米アマゾン、ドローンによる処方薬配達を試験的に開始
米アマゾンが空から処方薬を配送するサービスに乗り出している。電子商取引の大手が、薬のドローン配達を試験運用する最新の企業として名乗りをあげることになる。
同社は10月18日、テキサス州カレッジステーションの顧客は注文から1時間以内にドローン配達で処方薬を受け取れるようになったと発表した。
このドローンは安全な薬局のある配送センターから飛行するようにプログラムされ、顧客の住所まで移動し、高度約4メートルまで降下してからパッド入りのパッケージを投下する。
アマゾンによると、顧客はインフルエンザや肺炎など一般的な治療薬を含む500種類以上の薬から選ぶことができるが、規制薬物は含まれないという。
同社のプライム・エア部門は昨年12月、カリフォルニア州カレッジステーションとロックフォードにおいて一般的な日用品のドローン配送テストを開始した。広報担当者ジェシカ・バルドウラス氏によると、同サービスの開始以来、配達件数は数千件にのぼっており、今後は顧客の要望を踏まえた上で処方薬を取り扱う方向でサービスを拡大していくという。
アマゾンは10月18日、来年末までにアメリカ国内でさらに1ヶ所、そしてイタリアとイギリスの都市でもドローン配送を開始すると発表した。具体的な場所については、今後数ヶ月以内に公表するという。
アマゾンプライムではすでに、同社の薬局から一部の医薬品を2日以内に配送している。しかし、アマゾン・ファーマシー担当バイスプレジデントのジョン・ラブ氏によると、現状ではインフルエンザのような急性疾患に対応できないという。
同氏は「私たちがやろうとしているのは、どうすればスピードのカーブを曲げられるのか、を考えることです」と述べている。
アマゾンファーマシーのチーフ・メディカル・オフィサーであるヴィン・グプタ博士によると、アメリカの医療システムは全般的に急性疾患の迅速な診断および治療に苦慮しており、新型コロナウイルスのパンデミックを通じて現状が表面化したという。
グプタ氏は「診断から治療までの時間を短縮すれば、多くの治療が効果をあげることになる」と話す。
ドローンによる処方薬配送を模索する企業はアマゾンだけではない。ドラッグストアチェーンのCVSヘルスは2019年、ノースカロライナ州においてUPSと共同で配送テストを行った。ただしCVSの広報担当者は「すでに同プログラムは終了した」と述べている。
インターマウンテン・ヘルスケアで医療システムのサプライチェーン・ディレクターを務めるダニエル・デュアシュ氏によると、同社は2021年にソルトレイクシティ地域で処方薬のドローン配達を開始し、現在も拡大中だという。

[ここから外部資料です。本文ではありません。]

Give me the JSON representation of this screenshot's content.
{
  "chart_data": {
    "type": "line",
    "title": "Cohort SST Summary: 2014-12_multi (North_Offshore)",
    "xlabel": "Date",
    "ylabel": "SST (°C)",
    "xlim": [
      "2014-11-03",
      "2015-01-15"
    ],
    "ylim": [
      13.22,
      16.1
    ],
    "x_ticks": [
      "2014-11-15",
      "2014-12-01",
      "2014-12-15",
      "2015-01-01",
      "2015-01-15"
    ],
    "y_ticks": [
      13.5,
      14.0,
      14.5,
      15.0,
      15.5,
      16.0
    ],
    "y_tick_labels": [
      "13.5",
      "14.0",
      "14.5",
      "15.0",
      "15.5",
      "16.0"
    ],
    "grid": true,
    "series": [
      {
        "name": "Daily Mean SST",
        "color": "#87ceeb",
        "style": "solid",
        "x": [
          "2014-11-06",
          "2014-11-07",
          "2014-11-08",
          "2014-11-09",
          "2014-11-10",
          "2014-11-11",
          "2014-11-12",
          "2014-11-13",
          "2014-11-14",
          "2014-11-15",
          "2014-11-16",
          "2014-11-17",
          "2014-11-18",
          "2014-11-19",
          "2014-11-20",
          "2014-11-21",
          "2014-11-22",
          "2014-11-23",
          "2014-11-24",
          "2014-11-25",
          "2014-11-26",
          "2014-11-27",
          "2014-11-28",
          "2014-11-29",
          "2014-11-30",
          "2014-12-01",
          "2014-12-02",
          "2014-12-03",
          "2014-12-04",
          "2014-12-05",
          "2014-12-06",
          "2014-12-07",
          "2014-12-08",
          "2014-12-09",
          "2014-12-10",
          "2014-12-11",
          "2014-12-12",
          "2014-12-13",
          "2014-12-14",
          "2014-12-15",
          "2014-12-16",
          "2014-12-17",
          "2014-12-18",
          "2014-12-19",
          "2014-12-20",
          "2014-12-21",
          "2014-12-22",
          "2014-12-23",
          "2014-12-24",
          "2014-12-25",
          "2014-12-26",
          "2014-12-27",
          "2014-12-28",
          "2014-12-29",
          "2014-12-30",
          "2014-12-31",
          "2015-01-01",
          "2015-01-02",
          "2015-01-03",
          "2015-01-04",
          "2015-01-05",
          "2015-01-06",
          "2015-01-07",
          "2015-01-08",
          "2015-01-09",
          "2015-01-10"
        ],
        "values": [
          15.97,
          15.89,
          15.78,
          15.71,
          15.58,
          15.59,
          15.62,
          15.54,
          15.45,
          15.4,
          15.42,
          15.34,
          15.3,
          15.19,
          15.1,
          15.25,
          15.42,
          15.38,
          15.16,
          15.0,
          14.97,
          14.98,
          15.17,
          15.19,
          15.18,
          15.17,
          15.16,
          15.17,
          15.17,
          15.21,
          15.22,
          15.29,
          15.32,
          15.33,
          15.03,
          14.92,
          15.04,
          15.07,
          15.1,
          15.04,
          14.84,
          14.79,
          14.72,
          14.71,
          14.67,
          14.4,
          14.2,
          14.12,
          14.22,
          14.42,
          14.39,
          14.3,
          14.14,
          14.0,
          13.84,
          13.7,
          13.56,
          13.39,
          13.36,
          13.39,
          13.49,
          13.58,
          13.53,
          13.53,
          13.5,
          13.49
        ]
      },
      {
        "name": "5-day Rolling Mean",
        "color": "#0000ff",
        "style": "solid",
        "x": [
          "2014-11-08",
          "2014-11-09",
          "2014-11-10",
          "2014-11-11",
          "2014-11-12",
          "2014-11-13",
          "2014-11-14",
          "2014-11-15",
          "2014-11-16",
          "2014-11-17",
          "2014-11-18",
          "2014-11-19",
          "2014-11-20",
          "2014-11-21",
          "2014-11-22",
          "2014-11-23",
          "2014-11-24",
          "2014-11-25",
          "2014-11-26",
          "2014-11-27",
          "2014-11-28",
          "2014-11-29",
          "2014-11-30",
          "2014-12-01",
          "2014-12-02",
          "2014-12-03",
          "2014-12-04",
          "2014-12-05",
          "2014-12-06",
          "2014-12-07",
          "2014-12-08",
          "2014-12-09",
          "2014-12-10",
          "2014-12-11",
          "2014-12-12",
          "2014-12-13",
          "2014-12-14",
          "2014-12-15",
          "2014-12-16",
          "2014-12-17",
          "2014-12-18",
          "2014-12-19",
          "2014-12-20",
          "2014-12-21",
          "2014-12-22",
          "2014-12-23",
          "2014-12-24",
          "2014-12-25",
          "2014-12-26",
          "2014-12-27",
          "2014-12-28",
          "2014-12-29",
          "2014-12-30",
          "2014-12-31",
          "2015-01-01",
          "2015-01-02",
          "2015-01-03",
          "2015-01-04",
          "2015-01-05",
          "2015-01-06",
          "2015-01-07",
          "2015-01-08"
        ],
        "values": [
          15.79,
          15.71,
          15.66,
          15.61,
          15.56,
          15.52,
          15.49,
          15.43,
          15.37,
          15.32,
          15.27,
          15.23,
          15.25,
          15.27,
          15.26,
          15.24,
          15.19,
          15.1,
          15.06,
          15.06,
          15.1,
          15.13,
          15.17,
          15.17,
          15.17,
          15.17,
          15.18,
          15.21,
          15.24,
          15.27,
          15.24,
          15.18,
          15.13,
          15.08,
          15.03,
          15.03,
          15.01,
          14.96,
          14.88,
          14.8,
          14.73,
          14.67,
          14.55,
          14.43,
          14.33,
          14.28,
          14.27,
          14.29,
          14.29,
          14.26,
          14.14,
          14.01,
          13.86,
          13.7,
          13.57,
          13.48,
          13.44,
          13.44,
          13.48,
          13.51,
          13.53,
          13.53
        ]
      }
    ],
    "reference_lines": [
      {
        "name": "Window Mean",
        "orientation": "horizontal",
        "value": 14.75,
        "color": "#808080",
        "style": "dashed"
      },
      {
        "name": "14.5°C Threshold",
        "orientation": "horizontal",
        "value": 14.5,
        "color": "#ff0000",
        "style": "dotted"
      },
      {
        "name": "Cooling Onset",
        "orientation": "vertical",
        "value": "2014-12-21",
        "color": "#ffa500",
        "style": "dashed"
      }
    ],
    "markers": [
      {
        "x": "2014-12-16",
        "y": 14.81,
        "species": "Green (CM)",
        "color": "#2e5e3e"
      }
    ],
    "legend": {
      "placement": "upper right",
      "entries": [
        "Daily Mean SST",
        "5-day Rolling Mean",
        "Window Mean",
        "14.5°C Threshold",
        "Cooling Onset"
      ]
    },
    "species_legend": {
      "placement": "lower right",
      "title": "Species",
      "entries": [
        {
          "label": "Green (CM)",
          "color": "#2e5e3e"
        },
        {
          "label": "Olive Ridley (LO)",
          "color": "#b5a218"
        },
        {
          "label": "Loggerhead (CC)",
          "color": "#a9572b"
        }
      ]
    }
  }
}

同社は物流会社のジップラインと提携し、ドローンを使い、パラシュートで荷物を投下している。
商業目的でドローンの活用を目指す企業にとって障壁となるのが、運用の安全性を確保したい規制当局の存在だ。アマゾンの創業者ジェフ・ベゾス氏は10年前「2018年までにはドローンによる配達が行われるようになるだろう」と予測していた。しかし、巨大電子商取引プラットフォームであるアマゾンがこの技術を使えるのは、ごく限られた一部の市場だけだ。
アマゾンもメンバーとされる業界団体、コマーシャル・ドローン・アライアンスのエグゼクティブディレクターを務めるリサ・エルマン氏によると、これまでのところ規制当局の承認は特定の地域に限定されており、その範囲や企業にとっての有用性という点でも限られているという。
とはいえ、同氏は「規制当局による認可数は増加している」と指摘する。9月、米連邦航空局(FAA)はジップラインおよびUPSに対し、より長距離のドローン飛行を許可した。
ウォルマートもまた、自社のドローン配送の拡大に取り組んでいる。
さらに10月18日、アマゾンはMK30と呼ばれる新型ドローンを発表した。来年末までに現行の宅配ドローンに置き換える予定だ。同社によると、新型ドローンはより遠くまで飛行し、より小型で静かなうえに配送能力も強化されているという。
同社のドローンは高度120メート近くまで飛行し、顧客の家に到着するとゆっくりと降下するという。ドローンは配達区域にペットや子供、その他の障害物がないことを確認してから、配達マーカーに荷物を投下する。
アマゾンはここ数年、ヘルスケア分野での存在感を高めている。
薬局を増設したほか、プライマリ・ケア・プロバイダーのワン・メディカルを買収するため、約40億ドル(約6000億円)もの資金を投じた。8月には、全50州でビデオ遠隔診療を開始したばかりだ。